Some people think that everyone has a moral obligation to upon death provide their body for organ harvesting. It gets based on the simple argument that once dead, instead of letting the otherwise useful parts get discarded, they can be used to save and safeguard another life. There also exist those who are of the considerations that are more conservatism, and that seek to protect the body of the dead from being harvested for boy parts (Finegold 2005).
This view gets associated with the religious movement that seeks to preserve the natural form of the thing and most especially the human for even and most especially after death (Steinbock, Arras and London 2009). The third group is a divided lot whose view on the subject hinges upon the fact that body parts are a property of the person. Until and unless the person provides it freely and of his volition, there should be no authority to take them. In this case, they agree that transplants can be done, but they are only carried out with the express permission of those affected by the operation. For instance, the donor and the recipient of the body parts (Steinbock, Arras, and London 2009). Of the three policies available above, I would like to choose the one where the operation takes place only and strictly with the express permission of the donor in this case as they are the ones most affected.

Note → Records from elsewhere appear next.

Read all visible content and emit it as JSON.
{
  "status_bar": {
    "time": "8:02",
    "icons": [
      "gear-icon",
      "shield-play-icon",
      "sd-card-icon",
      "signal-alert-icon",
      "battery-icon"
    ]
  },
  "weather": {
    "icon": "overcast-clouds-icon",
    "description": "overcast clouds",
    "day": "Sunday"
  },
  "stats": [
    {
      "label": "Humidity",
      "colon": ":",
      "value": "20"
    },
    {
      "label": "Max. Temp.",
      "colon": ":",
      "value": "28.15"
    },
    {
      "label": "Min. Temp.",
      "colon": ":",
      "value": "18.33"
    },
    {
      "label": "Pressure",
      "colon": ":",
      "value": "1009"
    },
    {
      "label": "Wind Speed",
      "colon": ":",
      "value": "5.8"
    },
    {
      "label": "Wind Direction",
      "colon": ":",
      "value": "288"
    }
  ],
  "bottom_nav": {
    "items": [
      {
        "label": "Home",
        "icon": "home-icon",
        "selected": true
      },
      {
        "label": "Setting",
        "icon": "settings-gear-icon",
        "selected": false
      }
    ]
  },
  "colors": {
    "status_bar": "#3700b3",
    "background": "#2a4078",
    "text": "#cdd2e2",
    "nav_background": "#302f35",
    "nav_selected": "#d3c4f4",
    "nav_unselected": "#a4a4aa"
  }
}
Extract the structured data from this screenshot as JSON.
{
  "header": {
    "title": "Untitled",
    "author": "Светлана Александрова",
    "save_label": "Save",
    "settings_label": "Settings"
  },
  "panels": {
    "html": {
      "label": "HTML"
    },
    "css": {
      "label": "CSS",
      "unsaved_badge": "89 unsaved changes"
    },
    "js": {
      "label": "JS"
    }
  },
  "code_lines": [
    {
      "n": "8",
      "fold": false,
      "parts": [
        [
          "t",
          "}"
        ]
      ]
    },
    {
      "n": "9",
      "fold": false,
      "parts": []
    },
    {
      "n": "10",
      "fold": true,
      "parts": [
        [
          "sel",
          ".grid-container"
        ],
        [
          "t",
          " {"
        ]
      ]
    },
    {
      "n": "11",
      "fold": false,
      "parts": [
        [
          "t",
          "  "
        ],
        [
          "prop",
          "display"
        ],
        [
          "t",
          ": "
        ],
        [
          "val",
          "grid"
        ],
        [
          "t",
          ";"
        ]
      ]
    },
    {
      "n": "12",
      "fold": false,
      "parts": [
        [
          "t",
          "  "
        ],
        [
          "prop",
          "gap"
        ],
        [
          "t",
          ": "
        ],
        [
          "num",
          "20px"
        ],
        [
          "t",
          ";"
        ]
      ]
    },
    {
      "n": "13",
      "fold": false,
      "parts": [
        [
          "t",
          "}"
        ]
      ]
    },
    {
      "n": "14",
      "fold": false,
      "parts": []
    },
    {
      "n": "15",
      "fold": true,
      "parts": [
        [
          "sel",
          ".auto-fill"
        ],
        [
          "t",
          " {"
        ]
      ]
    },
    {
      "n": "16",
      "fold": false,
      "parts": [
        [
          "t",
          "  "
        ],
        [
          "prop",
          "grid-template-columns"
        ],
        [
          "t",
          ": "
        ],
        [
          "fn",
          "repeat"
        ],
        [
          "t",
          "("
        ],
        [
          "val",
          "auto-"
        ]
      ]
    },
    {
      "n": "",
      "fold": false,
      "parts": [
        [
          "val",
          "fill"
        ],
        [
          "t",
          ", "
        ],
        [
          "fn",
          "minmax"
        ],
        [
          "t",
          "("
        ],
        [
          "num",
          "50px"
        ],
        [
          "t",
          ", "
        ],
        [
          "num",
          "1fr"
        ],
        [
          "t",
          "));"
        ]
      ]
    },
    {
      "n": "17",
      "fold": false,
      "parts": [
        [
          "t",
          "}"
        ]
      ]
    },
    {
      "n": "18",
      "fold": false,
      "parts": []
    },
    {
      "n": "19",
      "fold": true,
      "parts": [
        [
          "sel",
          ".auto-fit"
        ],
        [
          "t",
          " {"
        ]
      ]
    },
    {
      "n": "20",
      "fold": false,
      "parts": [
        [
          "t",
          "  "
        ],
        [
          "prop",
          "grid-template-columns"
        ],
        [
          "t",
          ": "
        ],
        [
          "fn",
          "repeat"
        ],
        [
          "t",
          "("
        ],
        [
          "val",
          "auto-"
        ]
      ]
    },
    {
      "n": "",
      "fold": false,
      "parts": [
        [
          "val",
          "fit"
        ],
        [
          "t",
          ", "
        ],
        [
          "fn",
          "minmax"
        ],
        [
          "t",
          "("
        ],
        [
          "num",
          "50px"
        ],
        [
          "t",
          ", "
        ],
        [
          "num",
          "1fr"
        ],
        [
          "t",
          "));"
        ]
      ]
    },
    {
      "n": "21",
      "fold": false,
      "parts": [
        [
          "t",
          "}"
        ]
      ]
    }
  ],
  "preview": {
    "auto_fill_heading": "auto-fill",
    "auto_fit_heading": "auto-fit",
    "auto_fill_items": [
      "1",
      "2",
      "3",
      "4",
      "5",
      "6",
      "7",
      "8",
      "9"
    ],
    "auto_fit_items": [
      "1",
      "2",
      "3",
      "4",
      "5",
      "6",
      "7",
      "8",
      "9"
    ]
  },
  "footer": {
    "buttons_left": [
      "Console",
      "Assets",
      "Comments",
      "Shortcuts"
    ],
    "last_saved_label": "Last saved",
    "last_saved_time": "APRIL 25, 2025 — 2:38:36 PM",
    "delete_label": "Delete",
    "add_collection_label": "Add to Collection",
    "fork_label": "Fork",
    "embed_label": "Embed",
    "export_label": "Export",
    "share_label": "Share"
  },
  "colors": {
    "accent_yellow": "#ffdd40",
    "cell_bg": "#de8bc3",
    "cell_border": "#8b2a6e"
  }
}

All this would be either in writing or verbal permission just as long as there is express permission. In this case, the person’s liberties are being observed in the saving of another person’s life (Finegold 2005). It provides a solution to the dilemma while preserving the freedom of an individual and their integrity at the same time. The other policies are unfavorable as they do not take into consideration the opinion and the wishes of the donor. But this one is accorded adequate respect to the donor concerning the right of the individual.
Conclusion
In finality, there are various ways to create consensus over the different methodologies of use in solving this dilemma. The most effective one is where there is a compromise on both sides of the divide while ensuring that the freedom and liberties of the person donating the body part are respected. It can ensure that both sides are happy and satisfied. For it to be understood, compromise is essential and thus for this reason there is a consensus. The role of transplant surgery in saving lives is critical to improving the quality of life, and it is essential also to ensure that ethics and moral values remain duly observed at the same time.
References
Anton, P., Silberglitt, R., and Schneider, J. (2012). The Global Technology Revolution. Santa Monica: RAND.
Finegold, D. (2005). Bioindustry Ethics. Amsterdam: Elsevier Academic Press.
Lewis, M., Tamparo, C., and Tatro, B. (2012). Medical Law, Ethics and Bioethics for the Health Professions. Philadelphia: Davis Company.
Steinbock, B., Arras, J., and London, A. (2009). Ethical Issues in Modern Medicine. Boston: McGraw-Hill.